Harianjogja.com, GUNUNGKIDUL – Ketua KPU Gunungkidul Ahmadi Ruslan Hani memastikan empat pasangan calon kepala daerah sudah membuka rekening khusus dana kampanye. Ia pun mengimbau setiap pasangan segera menyusun laporan awal dana kampanye yang diserahkan paling lambat Jumat (25/9/2020) atau hari ini.

“Semuanya sudah bikin dan tinggal membuat laporan awal dana kampanye,” kata Hani kepada wartawan, Kamis (24/9/2020).

Menurut dia, pasangan calon tidak memiliki banyak waktu untuk penyerahan laporan awal dana kampanye.

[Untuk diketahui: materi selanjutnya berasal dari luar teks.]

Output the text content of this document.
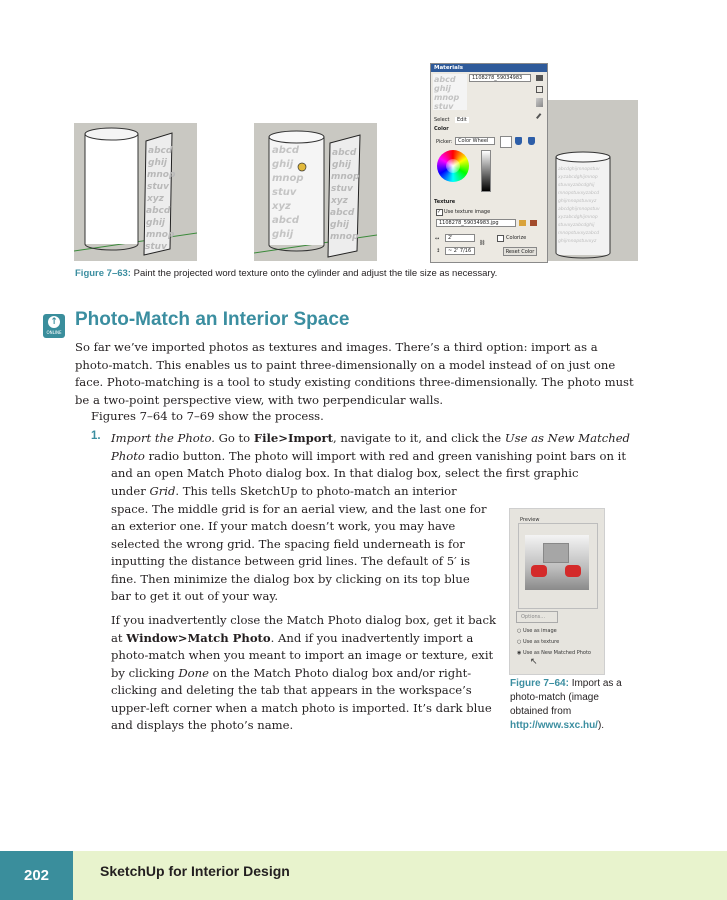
abcd
ghij
mnop
stuv
xyz
abcd
ghij
mnop
stuv
abcd
ghij
mnop
stuv
xyz
abcd
ghij
abcd
ghij
mnop
stuv
xyz
abcd
ghij
mnop
abcdghijmnopstuv
xyzabcdghijmnop
stuvxyzabcdghij
mnopstuvxyzabcd
ghijmnopstuvxyz
abcdghijmnopstuv
xyzabcdghijmnop
stuvxyzabcdghij
mnopstuvxyzabcd
ghijmnopstuvxyz
Materials
abcd
ghij
mnop
stuv
1108278_59034983
Select	Edit
Color
Picker:	Color Wheel
Texture
✓ Use texture image
1108278_59034983.jpg
↔	2'
↕	~ 2' 7/16
⛓
Colorize
Reset Color
Figure 7–63: Paint the projected word texture onto the cylinder and adjust the tile size as necessary.
↑
ONLINE
Photo-Match an Interior Space
So far we’ve imported photos as textures and images. There’s a third option: import as a photo-match. This enables us to paint three-dimensionally on a model instead of on just one face. Photo-matching is a tool to study existing conditions three-dimensionally. The photo must be a two-point perspective view, with two perpendicular walls.
Figures 7–64 to 7–69 show the process.
1. Import the Photo. Go to File>Import, navigate to it, and click the Use as New Matched Photo radio button. The photo will import with red and green vanishing point bars on it and an open Match Photo dialog box. In that dialog box, select the first graphic
under Grid. This tells SketchUp to photo-match an interior space. The middle grid is for an aerial view, and the last one for an exterior one. If your match doesn’t work, you may have selected the wrong grid. The spacing field underneath is for inputting the distance between grid lines. The default of 5′ is fine. Then minimize the dialog box by clicking on its top blue bar to get it out of your way.
If you inadvertently close the Match Photo dialog box, get it back at Window>Match Photo. And if you inadvertently import a photo-match when you meant to import an image or texture, exit by clicking Done on the Match Photo dialog box and/or right-clicking and deleting the tab that appears in the workspace’s upper-left corner when a match photo is imported. It’s dark blue and displays the photo’s name.
Preview
Options...
○ Use as image
○ Use as texture
◉ Use as New Matched Photo
↖
Figure 7–64: Import as a photo-match (image obtained from http://www.sxc.hu/).
202	SketchUp for Interior Design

Pasalnya, Jumat merupakan batas akhir penyerahan. Hani menuturkan, apabila pasangan calon tidak menyerahkan maka bisa dicoret dari kepesertaan pilkada. “Kami akan tunggu dari pukul 08.00-18.00 WIB,” ungkapnya.

Baca juga: Kisah Aiptu Sri Mulyono, Polisi Relawan Pemakaman Covid-19 yang Meninggal karena Corona

Hani mengatakan, selama kampanye setiap pasangan calon diwajibkan menyerahkan laporan dana kampanye sebanyak tiga kali. Pertama laporan yang diserahkan merupakan laporan awal dana kampanye. Setelah itu ada laporan penerimaan sumbangan dana kampanye dan laporan penerimaan dan penggunaan dana kampanye. “Tiga laporan ini harus dibuat oleh setiap pasangan. Nanti juga akan diaudit oleh kantor akutan publik,” katanya.

Ditambahkannya, untuk tahapan pengundian sudah selesai. Setiap pasangan sudah mendapatkan nomor urut sesuai dengan hasil pengundian. Menurut dia, setiap pasangan juga sudah menanadatangani pakta integritas untuk menjalankan kampanye damai dan jauh dari praktik-praktik curang.

Baca juga: 60 Pabrik DIY Berisiko Tinggi Penularan Covid-19, Terbanyak di Gunungkidul

“Diharapkan pelaksanaan dapat berjalan dengan lancar aman dan jauh dari penyebaran virus corona,” katanya.

Anggota Bawaslu Gunungkidul, Rosita mengatakan, pihaknya akan melakukan pengawasan sesuai dengan tahapan dalam pilkada. Sebagai contoh, kata dia, didalam kampanye seluruh pengawas akan diterjunkan untuk melakukan pengawasan terhadap kampanye yang dilakukan oleh pasangan calon. “Kami lengkapi setiap petugas dengan alat pelindung diri mencegah corona,” katanya.

Rosita menambahkan, untuk kampanye sudah sesuai aturan dari KPU. Ia meminta seluruh calon bisa menaati aturan tersebut, salah satunya tidak menggelar kegiatan yang bisa memicu timbulnya keramaian. “Aturannya sudah ada. Jika melanggar, kami siap membubarkan. Oleh karenanya, kami akan bekerjasama dengan pihak kepolisian,” katanya.